I in no way will say I am an expert in such a subject nor have I ever been diagnosed of it really. Yet I only wonder if I actually suffer from it. Depression, as many could say is a medical illness. I sometimes look through articles, blogs, or videos wondering to myself, is this actually correct? Does this mean I am 'depressed'?

I felt like my surroundings were crumbling. Felt like nobody understood me. I opted to give up and told myself it was nothing. To plant a smile on my face, that way no one would worry about me. My days would be just the same. Nobody suspected anything.

Yet it still ached, like a force pulling you down and a non-understandable series of wishpers spoke inside my mind. I didn't comprehend it myself, I just felt so... Tired. Tired of what was coming next, of what was going through my mind I didn't understand it at all. I just wanted for everything to stop, I wished for silence.

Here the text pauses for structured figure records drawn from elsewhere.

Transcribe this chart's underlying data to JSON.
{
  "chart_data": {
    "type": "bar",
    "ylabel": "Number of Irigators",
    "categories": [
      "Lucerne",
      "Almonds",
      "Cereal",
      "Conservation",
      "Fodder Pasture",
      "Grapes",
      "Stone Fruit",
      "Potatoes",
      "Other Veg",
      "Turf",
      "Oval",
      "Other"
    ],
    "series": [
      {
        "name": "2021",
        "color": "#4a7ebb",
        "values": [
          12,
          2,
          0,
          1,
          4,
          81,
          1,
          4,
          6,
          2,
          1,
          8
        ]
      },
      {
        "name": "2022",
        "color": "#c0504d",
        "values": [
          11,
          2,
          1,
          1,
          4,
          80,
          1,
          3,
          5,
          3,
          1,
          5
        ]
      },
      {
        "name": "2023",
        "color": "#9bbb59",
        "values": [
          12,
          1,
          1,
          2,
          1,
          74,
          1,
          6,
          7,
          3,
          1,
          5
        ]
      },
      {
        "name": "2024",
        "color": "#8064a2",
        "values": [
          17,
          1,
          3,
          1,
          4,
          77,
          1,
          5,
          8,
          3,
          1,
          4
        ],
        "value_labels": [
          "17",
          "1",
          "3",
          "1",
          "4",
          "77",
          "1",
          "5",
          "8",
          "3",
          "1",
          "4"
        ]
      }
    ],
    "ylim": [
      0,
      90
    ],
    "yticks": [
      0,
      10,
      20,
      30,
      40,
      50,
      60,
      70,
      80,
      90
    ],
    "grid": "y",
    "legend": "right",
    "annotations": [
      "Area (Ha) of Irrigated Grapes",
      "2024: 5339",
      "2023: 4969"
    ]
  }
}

I just felt so beaten up, exhausted even. When I arrived at my home I plunged myself onto my bed. And they just poured down from my eyes. Tears, constantly running down my cheek. I didn't understand why I was crying, but I just kept sobbing. I could taste the salt. It wouldn't stop, my chest ached and my tears kept coming. It became hard to breathe and my crying became louder. I decided I would just cry it out, took my pillow and just screamed, so loud I scared myself.

By the time I realized it I had fallen asleep and when I woke up I felt so much better. I felt at ease, safe. I don't know why I acted in such a way, but letting everything out was a relief to me.